Thursday, April 12, 2012

The Baby Blues

I've been really down lately. I wouldn't normally post something like this but I don't know where else to put it. I know it's mostly a case of the baby blues but I seem to be stuck in this going-no-where isolated feeling. Being home all day, my husband being away frequently and having almost no personal time to myself is really starting to wear me down.

I'm trying so hard to be positive; deep breaths, counting, "Om-ing," eating healthy, etc. But it still continues, up and down, every day. I've also tried talking to my husband but he just doesn't get it. And I guess I can't really expect him to, with only a few brief periods to talk throughout the day, there's just no time to explain it. I need to vent, empty everything out, cry till my eyes are red, because all it's doing is sitting inside of me waiting to boil it's way up over the edge... until my metaphorical lid pops off.
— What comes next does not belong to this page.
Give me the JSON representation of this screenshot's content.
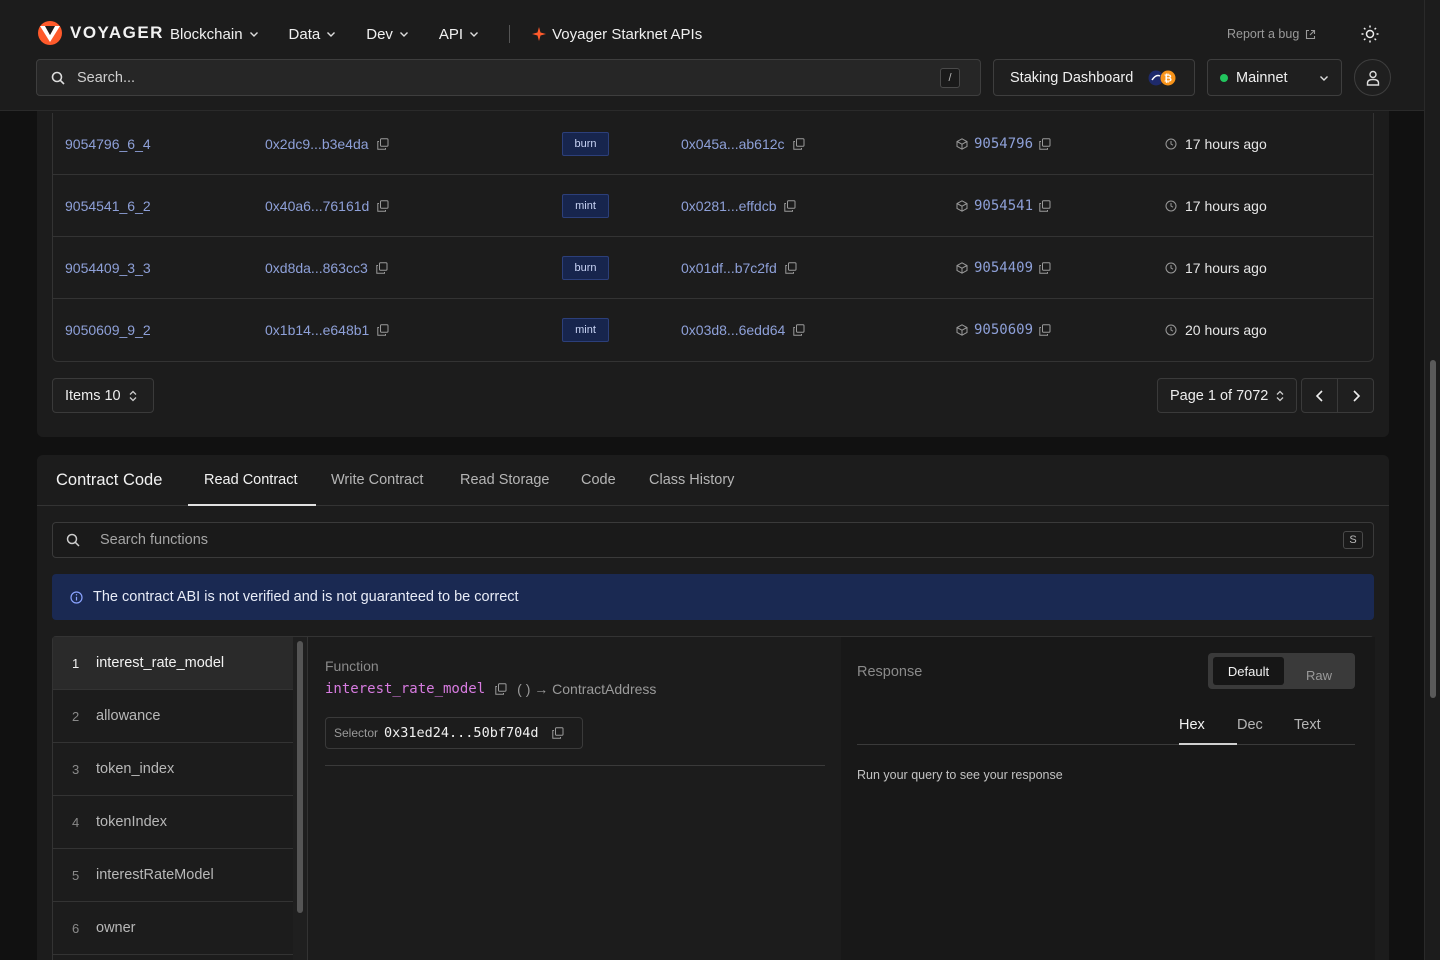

What makes it worse is that I know that bear is starting to feel the effects. She absorbs my emotions and reflects them back at me. If I'm having a good day, so is she and vice versa. I need to get a grip on this, stat!

I don't think I would feel so down if we didn't live so far away from the majority of my family and friends; I frequently feel the pains of ignored phone calls and messages...

I just need a good night out with a girlfriend, a good cry, a good glass of wine, a solid 4-6 hours of sleep...

A good blog post...

Sometimes motherhood just makes you feel so alone.

Here's to improving the baby blues... Salute (Only water in my cup, promise!).

xo
bear's mom


2 comments:

  1. I wandered over from Elisa's and just wanted to say.....I hope it gets better real soon. :)

    ReplyDelete
  2. Thanks so much :) It's a work in progress & already getting better.